Twenty years ago, the Sicilian judge, Paolo Borsellino and five police were killed by a huge car bomb in via D’Amelio in Palermo. Of the three mafia murders that Italy is commemorating this year, Borsellino’s is the most disturbing today because we know enough to confirm our worst suspicions of complicity between mafia and state authorities.
For the other two, the judge Giovanni Falcone, killed in May 1992 and carabiniere general, Carlo Alberto dalla Chiesa, killed in September 1982, we can only say unequivocally that they did not have the full support of the state. The worst that we can say (and that is bad enough) is that no one in the higher echelons of government and law enforcement made it clear to mafia bosses that the two men had the full support of government and the ministries. Both were killed because they were too dangerous for mafia to let them live.
For Borsellino, on the contrary, we know that there were negotiations going on between mafia and state authorities at least from the time of Falcone’s murder in April. Borsellino knew about these negotiations and was furious. He vehemently opposed to them both as a matter of principle and strategically. Negotiating with mafia was not only a betrayal of everything the he and Falcone and other colleagues had fought for but also a losing strategy.
Yesterday, Palermo investigators indicted 12 men on various charges ranging from subverting state institutions to perjury. There is a suspicion that at least some of the state authorities had more than an inkling of the impending massacre. The full story of who ordered the killings, put the bomb together and carried out the attack is still not known but much more will be revealed when the Palermo case is tried and when two other investigations come to trial.
Italians use the shorthand “the state” and “mafia” in accounts of the negotiations but both words also refer to single individuals with names, ranks or titles and responsibilities. They include carabinieri officers, secret service men and women and ministers as well as the mafiosi and various go-betweens. Since 2007, thanks to a mafioso who turned state’s evidence, some of Borsellino and Falcone’s colleagues have been investigating these allegations. Of the 12 due to stand trial in Palermo, six are mafiosi, all big names like Totò Riina, Bernardo Provenzano and Massimo Ciancimino, the son of former Palermo mayor, Vito, longtime link between mafia and the Christian Democratic party. Six were from “the state”; three carabiniere officers and three politicians, one ex-minister of the Interior, Nicola Mancino, an ex-minister for the South, Calogero Mannino and Berlusconi’s close associate, senator Marcello Dell’Utri who has already been convicted of links to mafia.
They are alleged to have negotiated the release of hundreds of mafiosi from special prison terms known as “Article 41 bis”, introduced to isolate convicted mafiosi from their business interests and power base. In return, the mafia did not kill Mannino and various other politicians threatened because they had not given the mafia the promised protection. In other words, it was a typical mafia racket, extortion-style but on a much grander scale than promising a shopkeeper that his store will not be blown up if he pays protection.

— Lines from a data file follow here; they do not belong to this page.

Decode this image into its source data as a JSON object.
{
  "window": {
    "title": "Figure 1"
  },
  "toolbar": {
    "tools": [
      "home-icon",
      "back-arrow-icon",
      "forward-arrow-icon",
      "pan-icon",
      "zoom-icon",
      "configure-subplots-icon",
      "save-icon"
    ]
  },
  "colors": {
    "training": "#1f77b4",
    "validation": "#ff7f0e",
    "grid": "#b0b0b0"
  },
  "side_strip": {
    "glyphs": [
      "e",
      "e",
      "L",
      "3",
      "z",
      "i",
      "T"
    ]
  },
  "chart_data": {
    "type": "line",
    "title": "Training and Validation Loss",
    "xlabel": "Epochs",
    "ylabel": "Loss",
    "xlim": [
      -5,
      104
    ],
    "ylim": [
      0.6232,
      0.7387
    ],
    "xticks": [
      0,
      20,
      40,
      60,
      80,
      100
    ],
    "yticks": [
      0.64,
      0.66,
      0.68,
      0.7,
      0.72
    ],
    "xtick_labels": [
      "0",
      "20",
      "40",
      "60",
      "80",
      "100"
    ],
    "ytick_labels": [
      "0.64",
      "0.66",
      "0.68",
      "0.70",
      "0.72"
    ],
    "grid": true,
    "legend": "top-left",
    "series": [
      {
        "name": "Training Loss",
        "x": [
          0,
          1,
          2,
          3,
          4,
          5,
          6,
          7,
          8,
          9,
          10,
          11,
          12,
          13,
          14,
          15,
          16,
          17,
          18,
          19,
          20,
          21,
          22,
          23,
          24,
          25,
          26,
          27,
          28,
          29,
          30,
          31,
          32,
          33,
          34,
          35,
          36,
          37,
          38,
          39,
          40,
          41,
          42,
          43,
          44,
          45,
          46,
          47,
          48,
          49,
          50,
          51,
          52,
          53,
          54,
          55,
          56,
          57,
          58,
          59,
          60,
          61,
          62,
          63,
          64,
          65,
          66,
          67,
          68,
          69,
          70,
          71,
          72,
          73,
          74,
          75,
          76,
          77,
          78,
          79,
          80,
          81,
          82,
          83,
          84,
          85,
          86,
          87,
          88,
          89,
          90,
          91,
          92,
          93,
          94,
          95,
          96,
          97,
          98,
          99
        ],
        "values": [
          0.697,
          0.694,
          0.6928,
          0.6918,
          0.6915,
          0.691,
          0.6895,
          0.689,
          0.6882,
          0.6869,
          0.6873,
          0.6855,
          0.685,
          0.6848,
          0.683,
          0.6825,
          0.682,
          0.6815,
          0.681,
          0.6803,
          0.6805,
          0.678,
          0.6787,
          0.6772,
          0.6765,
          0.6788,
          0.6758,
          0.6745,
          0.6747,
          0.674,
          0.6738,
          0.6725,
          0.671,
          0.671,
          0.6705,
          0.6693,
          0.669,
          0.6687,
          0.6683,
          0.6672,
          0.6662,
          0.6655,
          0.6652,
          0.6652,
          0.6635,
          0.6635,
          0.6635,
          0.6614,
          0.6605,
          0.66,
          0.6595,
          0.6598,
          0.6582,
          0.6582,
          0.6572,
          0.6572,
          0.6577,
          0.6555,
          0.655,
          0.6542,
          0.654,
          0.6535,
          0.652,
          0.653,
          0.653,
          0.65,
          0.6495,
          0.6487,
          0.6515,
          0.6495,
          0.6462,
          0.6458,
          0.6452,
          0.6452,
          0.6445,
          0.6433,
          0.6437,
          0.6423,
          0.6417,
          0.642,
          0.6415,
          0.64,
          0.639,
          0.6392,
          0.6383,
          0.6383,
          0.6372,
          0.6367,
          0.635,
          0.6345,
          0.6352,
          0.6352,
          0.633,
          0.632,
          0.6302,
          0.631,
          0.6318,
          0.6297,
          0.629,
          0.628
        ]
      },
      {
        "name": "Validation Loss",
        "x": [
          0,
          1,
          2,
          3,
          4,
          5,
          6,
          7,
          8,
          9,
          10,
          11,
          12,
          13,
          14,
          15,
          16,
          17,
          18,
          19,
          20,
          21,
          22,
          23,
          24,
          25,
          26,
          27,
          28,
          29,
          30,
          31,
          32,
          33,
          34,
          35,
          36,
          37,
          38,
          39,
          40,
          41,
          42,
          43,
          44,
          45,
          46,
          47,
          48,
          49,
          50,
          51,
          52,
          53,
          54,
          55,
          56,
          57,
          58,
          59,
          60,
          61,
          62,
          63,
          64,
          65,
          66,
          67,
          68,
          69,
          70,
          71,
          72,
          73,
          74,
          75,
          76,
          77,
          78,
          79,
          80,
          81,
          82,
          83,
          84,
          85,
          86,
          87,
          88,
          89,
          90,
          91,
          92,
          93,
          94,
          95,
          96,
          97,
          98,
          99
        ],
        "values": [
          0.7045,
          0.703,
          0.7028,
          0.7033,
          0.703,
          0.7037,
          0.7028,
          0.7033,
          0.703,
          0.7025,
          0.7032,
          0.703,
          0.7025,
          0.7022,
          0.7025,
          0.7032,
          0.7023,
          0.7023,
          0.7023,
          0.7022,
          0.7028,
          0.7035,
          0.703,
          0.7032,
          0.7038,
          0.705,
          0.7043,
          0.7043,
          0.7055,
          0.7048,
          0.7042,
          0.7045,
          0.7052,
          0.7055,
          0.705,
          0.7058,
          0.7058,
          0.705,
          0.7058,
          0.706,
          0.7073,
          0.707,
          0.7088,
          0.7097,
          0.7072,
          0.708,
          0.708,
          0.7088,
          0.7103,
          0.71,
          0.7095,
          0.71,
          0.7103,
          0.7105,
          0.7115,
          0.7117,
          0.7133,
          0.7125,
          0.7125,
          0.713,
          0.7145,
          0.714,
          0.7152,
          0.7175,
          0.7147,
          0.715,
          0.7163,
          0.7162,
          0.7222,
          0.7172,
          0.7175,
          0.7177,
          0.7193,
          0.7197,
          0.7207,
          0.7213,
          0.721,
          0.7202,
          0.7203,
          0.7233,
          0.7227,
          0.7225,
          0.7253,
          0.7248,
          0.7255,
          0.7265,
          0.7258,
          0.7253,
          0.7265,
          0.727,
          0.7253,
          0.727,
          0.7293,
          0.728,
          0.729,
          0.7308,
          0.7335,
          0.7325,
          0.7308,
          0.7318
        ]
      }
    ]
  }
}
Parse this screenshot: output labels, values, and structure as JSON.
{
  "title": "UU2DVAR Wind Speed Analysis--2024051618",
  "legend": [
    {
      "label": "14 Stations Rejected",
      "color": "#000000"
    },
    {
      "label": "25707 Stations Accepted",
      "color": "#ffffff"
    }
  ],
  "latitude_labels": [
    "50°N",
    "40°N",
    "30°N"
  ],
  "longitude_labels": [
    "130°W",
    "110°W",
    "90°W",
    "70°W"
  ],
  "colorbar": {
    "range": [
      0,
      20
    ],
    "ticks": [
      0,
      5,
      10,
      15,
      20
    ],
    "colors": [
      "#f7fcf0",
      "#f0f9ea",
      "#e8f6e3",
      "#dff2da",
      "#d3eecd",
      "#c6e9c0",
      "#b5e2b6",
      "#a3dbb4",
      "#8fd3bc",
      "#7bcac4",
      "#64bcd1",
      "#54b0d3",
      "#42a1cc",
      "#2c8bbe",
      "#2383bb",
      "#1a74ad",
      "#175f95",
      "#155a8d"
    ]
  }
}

If all or even some of the accused are convicted, it will be a bombshell for Italian institutions. Even without convictions, and with what we already know, the effects on public institutions are devastating.
For decades, actually from the birth of the Italian state, there had been an intermingling of mafia and the political and state authorities, something much more intimate than a cops-and-robbers, live-and-let-live set-up. Political and business interests overlapped in the upper- and underworld with no clear border between the two. Mafia immediately recognised the potential of electoral politics and has exploited them for a century and a half. With the growth of the public sector, they used their political levers both for profit and for power.
The cosy relationship was punctuated by occasional trials of lower level mafiosi for crimes of violence. The break came in 1986-7 when the so-called maxi-trial convicted over 300 mafiosi accepting the prosecution’s case of a mafia organisation. This prosecution was led by Giovanni Falcone and Paolo Borsellino which is why they became prime targets for mafia.
Now, 20 years on, there is some chance that we will know about one episode of collusion between mafia, politics and law enforcement agencies.
But we should not hold our breath; in the most disturbing recent development, President Napolitano has demanded that two intercepted conversations between the former minister Mancino and Napolitano should be destroyed. Mancino had called the president’s legal counsellor seeking the president’s help in having his perjury case transferred to a different court (these conversations are on the record). Mancino then actually spoke to Napolitano and since his phone was under surveillance, the call was recorded. The prosecutor has said that the call is irrelevant for his case, but procedure demands that it is a judge who decrees the destruction of material after the defence has been able to intervene.
Instead, President Napolitano has taken the case to the Constitutional Court arguing that even when a person under criminal investigation calls the president, that call should be subject to presidential privilege.
Even more disturbing than Napolitano’s action, is that most of the press and political parties support him. The President represents Power and should not suffer the indignity of having his conversation recorded even when he is called by someone accused of a serious crime.
It was this lack of respect for Power in whatever form (and its converse, the respect for the Law) that killed Borsellino and Falcone and general dalla Chiesa a decade earlier.